À cause de la pandémie et des pertes d’emploi, sa clientèle s’est amenuisée. Elle ne perçoit plus qu’un tiers de son revenu précédent. Son entreprise est à la fois trop petite pour percevoir les aides fédérales et trop lucrative pour bénéficier de la Prestation canadienne d'urgence. 

On a gratté toutes les économies, on a annulé nos vacances… On dirait que de semaine en semaine, on se sent de plus en plus mis sous l’autobus. On sent la pression et la difficulté financière, raconte-t-elle. 

Je n’ai aucune idée. Je vois les heures des mamans se faire couper plus que les heures des papas. On sent un peu… oui, délaissées. Je pense que beaucoup de femmes de carrière se sentent délaissées par leur employeur, ajoute-t-elle.

Pas de relance sans école

Si la chercheuse associée Daphné Baldassari observe de bons points dans le plan de relance de l’Alberta, elle note qu’il a le même défaut que celui des autres provinces :   Il faut qu’on incite à avoir un plan de relance des écoles qui soit au coeur de notre plan de relance économique et qui ne soit pas séparé, et ça, je ne l’ai pas assez vu.

Lindsay Tedds fait une entrevue dans un bureau de l'École de politiques publiques de l'Université de Calgary.

La professeure Lindsay Tedds croit que la relance passe par un investissement dans les écoles et la petite enfance.

Photo : Radio-Canada

Contrairement au Nouveau Parti démocratique albertain ou à la Fédération albertaine du travail, Lindsay Tedds ne croit pas forcément à la mise en place d’un système de garde universel à la québécoise, mais elle plaide pour un investissement plus important dans la petite enfance et l’éducation. Les écoles vont avoir besoin d’un montant impressionnant pour créer un environnement sécuritaire pour les enfants, mais aussi le personnel. La beauté de cet investissement, c’est que cela soutient non seulement le travail des femmes, mais aussi les emplois traditionnellement plus masculins de la construction, souligne-t-elle. 

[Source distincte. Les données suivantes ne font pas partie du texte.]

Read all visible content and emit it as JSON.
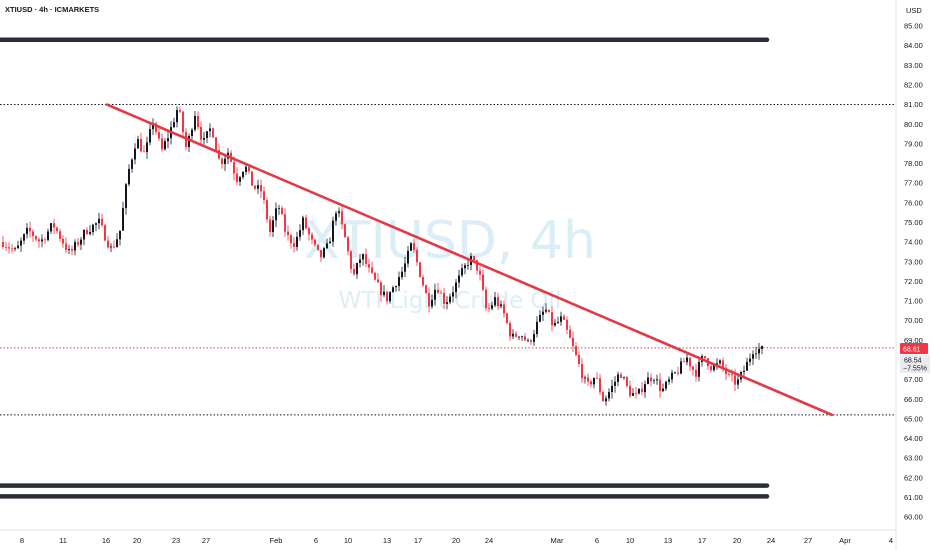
{
  "header": {
    "symbol_line": "XTIUSD · 4h · ICMARKETS"
  },
  "watermark": {
    "symbol": "XTIUSD, 4h",
    "description": "WTI Light Crude Oil"
  },
  "price_axis": {
    "currency": "USD"
  },
  "current_price": {
    "last": "68.61",
    "close": "68.54",
    "change": "−7.55%",
    "tag_color": "#f23645"
  },
  "colors": {
    "up": "#131722",
    "down": "#f23645",
    "trendline": "#e03a45",
    "level": "#2a2e39"
  },
  "chart_data": {
    "type": "candlestick",
    "title": "XTIUSD · 4h · ICMARKETS",
    "ylim": [
      59.5,
      86.0
    ],
    "y_ticks": [
      "60.00",
      "61.00",
      "62.00",
      "63.00",
      "64.00",
      "65.00",
      "66.00",
      "67.00",
      "68.00",
      "69.00",
      "70.00",
      "71.00",
      "72.00",
      "73.00",
      "74.00",
      "75.00",
      "76.00",
      "77.00",
      "78.00",
      "79.00",
      "80.00",
      "81.00",
      "82.00",
      "83.00",
      "84.00",
      "85.00"
    ],
    "x_ticks": [
      "8",
      "11",
      "16",
      "20",
      "23",
      "27",
      "Feb",
      "6",
      "10",
      "13",
      "17",
      "20",
      "24",
      "Mar",
      "6",
      "10",
      "13",
      "17",
      "20",
      "24",
      "27",
      "Apr",
      "4"
    ],
    "horizontal_levels": [
      {
        "price": 84.3,
        "style": "thick"
      },
      {
        "price": 81.0,
        "style": "dotted"
      },
      {
        "price": 68.61,
        "style": "dotted-red"
      },
      {
        "price": 65.2,
        "style": "dotted"
      },
      {
        "price": 61.6,
        "style": "thick"
      },
      {
        "price": 61.05,
        "style": "thick"
      }
    ],
    "trendline": {
      "from": {
        "date": "16",
        "price": 81.0
      },
      "to": {
        "date": "27",
        "price": 65.2
      }
    },
    "price_path": [
      [
        74.0,
        0
      ],
      [
        73.5,
        3
      ],
      [
        74.6,
        6
      ],
      [
        74.0,
        9
      ],
      [
        74.9,
        12
      ],
      [
        73.4,
        16
      ],
      [
        74.6,
        20
      ],
      [
        75.0,
        23
      ],
      [
        73.6,
        26
      ],
      [
        74.5,
        28
      ],
      [
        77.5,
        30
      ],
      [
        79.3,
        32
      ],
      [
        78.4,
        34
      ],
      [
        80.2,
        36
      ],
      [
        78.6,
        38
      ],
      [
        79.6,
        40
      ],
      [
        80.9,
        42
      ],
      [
        78.7,
        44
      ],
      [
        80.6,
        46
      ],
      [
        79.0,
        48
      ],
      [
        79.9,
        50
      ],
      [
        78.0,
        52
      ],
      [
        78.6,
        54
      ],
      [
        77.2,
        56
      ],
      [
        77.9,
        58
      ],
      [
        76.8,
        60
      ],
      [
        76.6,
        62
      ],
      [
        74.5,
        64
      ],
      [
        75.9,
        66
      ],
      [
        74.3,
        68
      ],
      [
        73.9,
        70
      ],
      [
        75.1,
        72
      ],
      [
        74.0,
        74
      ],
      [
        73.2,
        76
      ],
      [
        73.8,
        78
      ],
      [
        75.8,
        80
      ],
      [
        74.2,
        82
      ],
      [
        72.2,
        84
      ],
      [
        73.4,
        86
      ],
      [
        72.4,
        88
      ],
      [
        71.7,
        90
      ],
      [
        71.1,
        92
      ],
      [
        71.9,
        94
      ],
      [
        72.6,
        96
      ],
      [
        73.9,
        98
      ],
      [
        72.4,
        100
      ],
      [
        70.9,
        102
      ],
      [
        71.8,
        104
      ],
      [
        70.9,
        106
      ],
      [
        71.6,
        108
      ],
      [
        72.4,
        110
      ],
      [
        73.2,
        112
      ],
      [
        72.6,
        114
      ],
      [
        70.4,
        116
      ],
      [
        71.1,
        118
      ],
      [
        70.4,
        120
      ],
      [
        69.1,
        122
      ],
      [
        69.4,
        124
      ],
      [
        68.8,
        126
      ],
      [
        69.8,
        128
      ],
      [
        70.6,
        130
      ],
      [
        69.7,
        132
      ],
      [
        70.1,
        134
      ],
      [
        69.0,
        136
      ],
      [
        67.8,
        138
      ],
      [
        66.6,
        140
      ],
      [
        67.2,
        142
      ],
      [
        65.9,
        144
      ],
      [
        66.6,
        146
      ],
      [
        67.4,
        148
      ],
      [
        66.4,
        150
      ],
      [
        66.1,
        152
      ],
      [
        66.9,
        154
      ],
      [
        67.2,
        156
      ],
      [
        66.4,
        158
      ],
      [
        67.0,
        160
      ],
      [
        67.5,
        162
      ],
      [
        68.1,
        164
      ],
      [
        67.3,
        166
      ],
      [
        68.2,
        168
      ],
      [
        67.6,
        170
      ],
      [
        67.8,
        172
      ],
      [
        67.1,
        174
      ],
      [
        66.8,
        176
      ],
      [
        67.6,
        178
      ],
      [
        68.6,
        180
      ],
      [
        68.5,
        182
      ]
    ],
    "grid": false,
    "legend": "none"
  }
}
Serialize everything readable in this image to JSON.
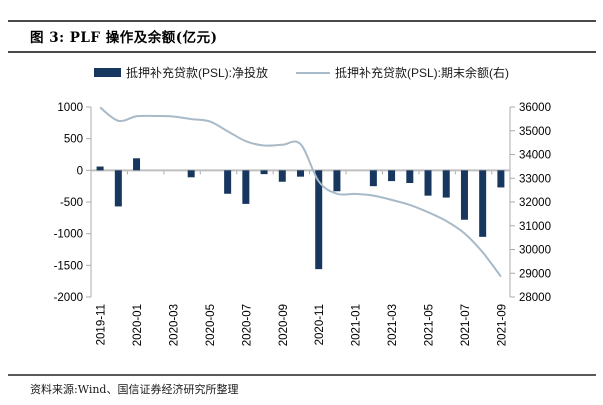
{
  "figure": {
    "title": "图 3: PLF 操作及余额(亿元)",
    "source_note": "资料来源:Wind、国信证券经济研究所整理"
  },
  "colors": {
    "bar": "#17375E",
    "line": "#A8BAC8",
    "zero_line": "#BFBFBF",
    "axis_line": "#ABABAB",
    "rule": "#4a4a4a",
    "text": "#000000"
  },
  "chart_data": {
    "type": "bar+line combo",
    "categories": [
      "2019-11",
      "2019-12",
      "2020-01",
      "2020-02",
      "2020-03",
      "2020-04",
      "2020-05",
      "2020-06",
      "2020-07",
      "2020-08",
      "2020-09",
      "2020-10",
      "2020-11",
      "2020-12",
      "2021-01",
      "2021-02",
      "2021-03",
      "2021-04",
      "2021-05",
      "2021-06",
      "2021-07",
      "2021-08",
      "2021-09"
    ],
    "x_tick_label_every": 2,
    "series": [
      {
        "name": "抵押补充贷款(PSL):净投放",
        "type": "bar",
        "axis": "left",
        "color": "#17375E",
        "values": [
          60,
          -570,
          190,
          0,
          0,
          -110,
          0,
          -370,
          -530,
          -60,
          -180,
          -100,
          -1560,
          -330,
          0,
          -250,
          -170,
          -200,
          -400,
          -430,
          -780,
          -1050,
          -270
        ]
      },
      {
        "name": "抵押补充贷款(PSL):期末余额(右)",
        "type": "line",
        "axis": "right",
        "color": "#A8BAC8",
        "values": [
          35980,
          35420,
          35610,
          35620,
          35600,
          35490,
          35400,
          34980,
          34560,
          34380,
          34410,
          34440,
          32870,
          32350,
          32340,
          32270,
          32090,
          31880,
          31570,
          31200,
          30680,
          29880,
          28860
        ]
      }
    ],
    "left_axis": {
      "min": -2000,
      "max": 1000,
      "ticks": [
        1000,
        500,
        0,
        -500,
        -1000,
        -1500,
        -2000
      ]
    },
    "right_axis": {
      "min": 28000,
      "max": 36000,
      "ticks": [
        36000,
        35000,
        34000,
        33000,
        32000,
        31000,
        30000,
        29000,
        28000
      ]
    },
    "grid": false,
    "legend_position": "top"
  }
}
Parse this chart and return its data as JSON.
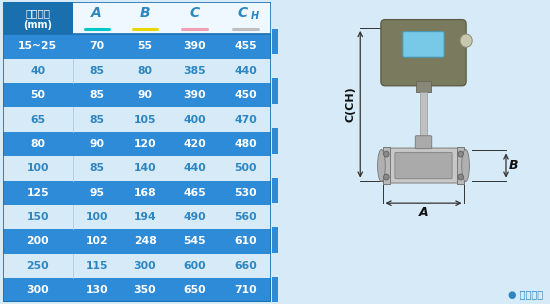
{
  "headers": [
    "仪表口径\n(mm)",
    "A",
    "B",
    "C",
    "CH"
  ],
  "rows": [
    [
      "15~25",
      "70",
      "55",
      "390",
      "455"
    ],
    [
      "40",
      "85",
      "80",
      "385",
      "440"
    ],
    [
      "50",
      "85",
      "90",
      "390",
      "450"
    ],
    [
      "65",
      "85",
      "105",
      "400",
      "470"
    ],
    [
      "80",
      "90",
      "120",
      "420",
      "480"
    ],
    [
      "100",
      "85",
      "140",
      "440",
      "500"
    ],
    [
      "125",
      "95",
      "168",
      "465",
      "530"
    ],
    [
      "150",
      "100",
      "194",
      "490",
      "560"
    ],
    [
      "200",
      "102",
      "248",
      "545",
      "610"
    ],
    [
      "250",
      "115",
      "300",
      "600",
      "660"
    ],
    [
      "300",
      "130",
      "350",
      "650",
      "710"
    ]
  ],
  "header_first_col_bg": "#1a6faf",
  "header_cols_bg": "#ffffff",
  "row_dark_bg": "#2e8bd8",
  "row_light_bg": "#d6eaf8",
  "text_white": "#ffffff",
  "text_blue": "#2e86c1",
  "text_dark_blue": "#1a5276",
  "col_header_colors": [
    "none",
    "#2e86c1",
    "#2e86c1",
    "#2e86c1",
    "#2e86c1"
  ],
  "underline_colors": [
    "none",
    "#00c8c8",
    "#e8d800",
    "#f0a0b0",
    "#c0c0c0"
  ],
  "bg_color": "#d6eaf8",
  "outer_border_color": "#1a6faf",
  "divider_color": "#aacce8",
  "label_note": "● 常规仪表",
  "label_color": "#2e86c1"
}
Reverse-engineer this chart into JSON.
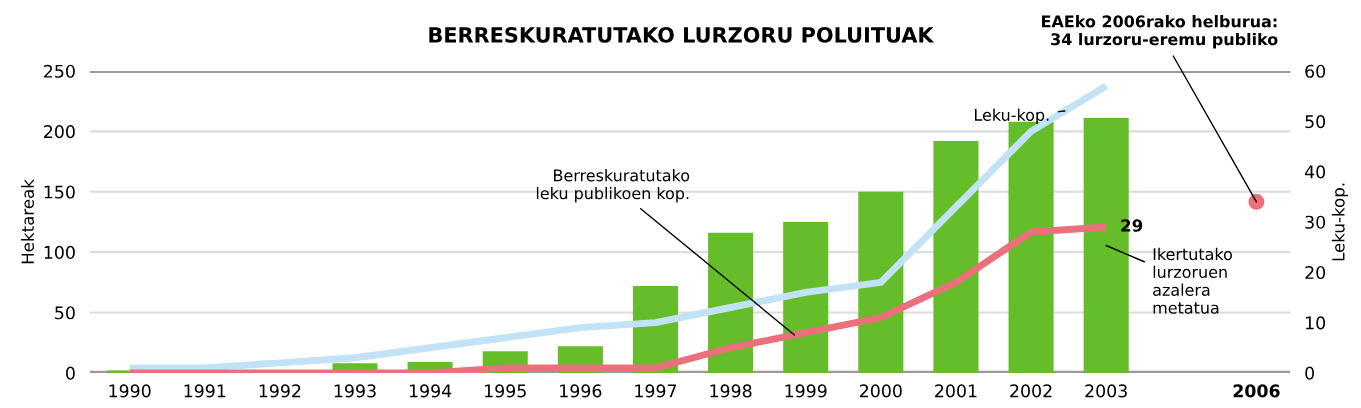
{
  "chart_data": {
    "type": "bar",
    "title": "BERRESKURATUTAKO LURZORU POLUITUAK",
    "categories": [
      "1990",
      "1991",
      "1992",
      "1993",
      "1994",
      "1995",
      "1996",
      "1997",
      "1998",
      "1999",
      "2000",
      "2001",
      "2002",
      "2003",
      null,
      "2006"
    ],
    "series": [
      {
        "name": "Ikertutako\nlurzoruen\nazalera\nmetatua",
        "color": "#66bd2a",
        "values": [
          2,
          0,
          0,
          8,
          9,
          18,
          22,
          72,
          116,
          125,
          150,
          192,
          208,
          211,
          null,
          null
        ]
      },
      {
        "type": "line",
        "axis": "y2",
        "name": "Leku-kop.",
        "color": "#c2e2f6",
        "values": [
          1,
          1,
          2,
          3,
          5,
          7,
          9,
          10,
          13,
          16,
          18,
          33,
          48,
          57,
          null,
          null
        ]
      },
      {
        "type": "line",
        "axis": "y2",
        "name": "Berreskuratutako\nleku publikoen kop.",
        "color": "#ea717b",
        "values": [
          0,
          0,
          0,
          0,
          0,
          1,
          1,
          1,
          5,
          8,
          11,
          18,
          28,
          29,
          null,
          null
        ],
        "value_labels": [
          null,
          null,
          null,
          null,
          null,
          null,
          null,
          null,
          null,
          null,
          null,
          null,
          null,
          "29",
          null,
          null
        ]
      },
      {
        "type": "scatter",
        "axis": "y2",
        "name": "EAEko 2006rako helburua:\n34 lurzoru-eremu publiko",
        "color": "#ec717b",
        "values": [
          null,
          null,
          null,
          null,
          null,
          null,
          null,
          null,
          null,
          null,
          null,
          null,
          null,
          null,
          null,
          34
        ]
      }
    ],
    "ylabel": "Hektareak",
    "y2label": "Leku-kop.",
    "ylim": [
      0,
      250
    ],
    "yticks": [
      0,
      50,
      100,
      150,
      200,
      250
    ],
    "y2lim": [
      0,
      60
    ],
    "y2ticks": [
      0,
      10,
      20,
      30,
      40,
      50,
      60
    ],
    "grid": "y",
    "legend": false
  }
}
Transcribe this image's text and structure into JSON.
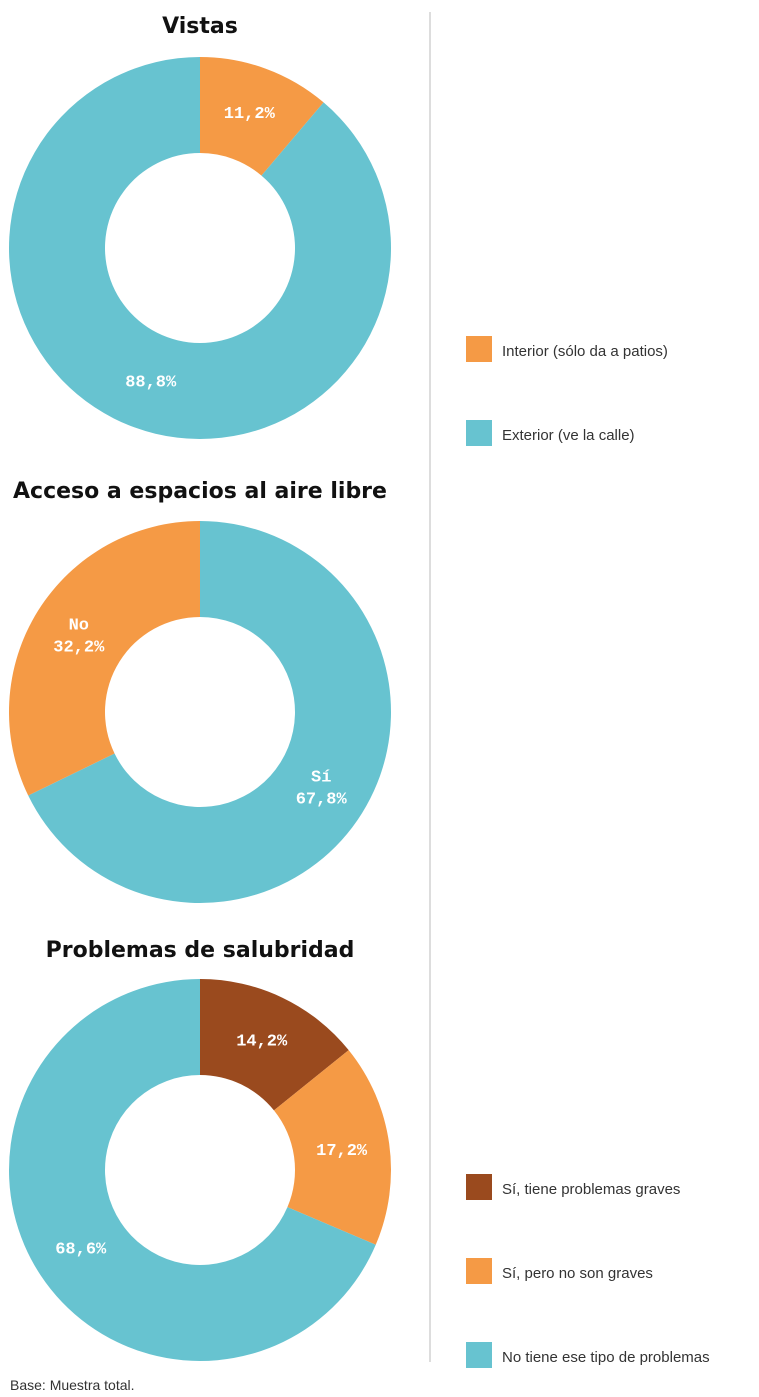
{
  "chart_data": [
    {
      "type": "donut",
      "title": "Vistas",
      "categories": [
        "Interior (sólo da a patios)",
        "Exterior (ve la calle)"
      ],
      "values": [
        11.2,
        88.8
      ],
      "value_labels": [
        "11,2%",
        "88,8%"
      ],
      "colors": [
        "#f59a45",
        "#67c3d0"
      ],
      "legend": true
    },
    {
      "type": "donut",
      "title": "Acceso a espacios al aire libre",
      "categories": [
        "Sí",
        "No"
      ],
      "values": [
        67.8,
        32.2
      ],
      "value_labels": [
        "67,8%",
        "32,2%"
      ],
      "colors": [
        "#67c3d0",
        "#f59a45"
      ],
      "legend": false
    },
    {
      "type": "donut",
      "title": "Problemas de salubridad",
      "categories": [
        "Sí, tiene problemas graves",
        "Sí, pero no son graves",
        "No tiene ese tipo de problemas"
      ],
      "values": [
        14.2,
        17.2,
        68.6
      ],
      "value_labels": [
        "14,2%",
        "17,2%",
        "68,6%"
      ],
      "colors": [
        "#9a4a1e",
        "#f59a45",
        "#67c3d0"
      ],
      "legend": true
    }
  ],
  "footnote": "Base: Muestra total."
}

Sa confiance dans une action gouvernementale est toutefois faible. En fait, la probabilité est proche de zéro, mais les gens le comprennent maintenant. [...] Chaque parent au Canada comprend maintenant à quel point [cet investissement] est important pour leur participation dans l’économie, assure-t-elle.

Cela a été un tournant et, si les gouvernements ne le comprennent pas, ils en paieront le prix aux urnes.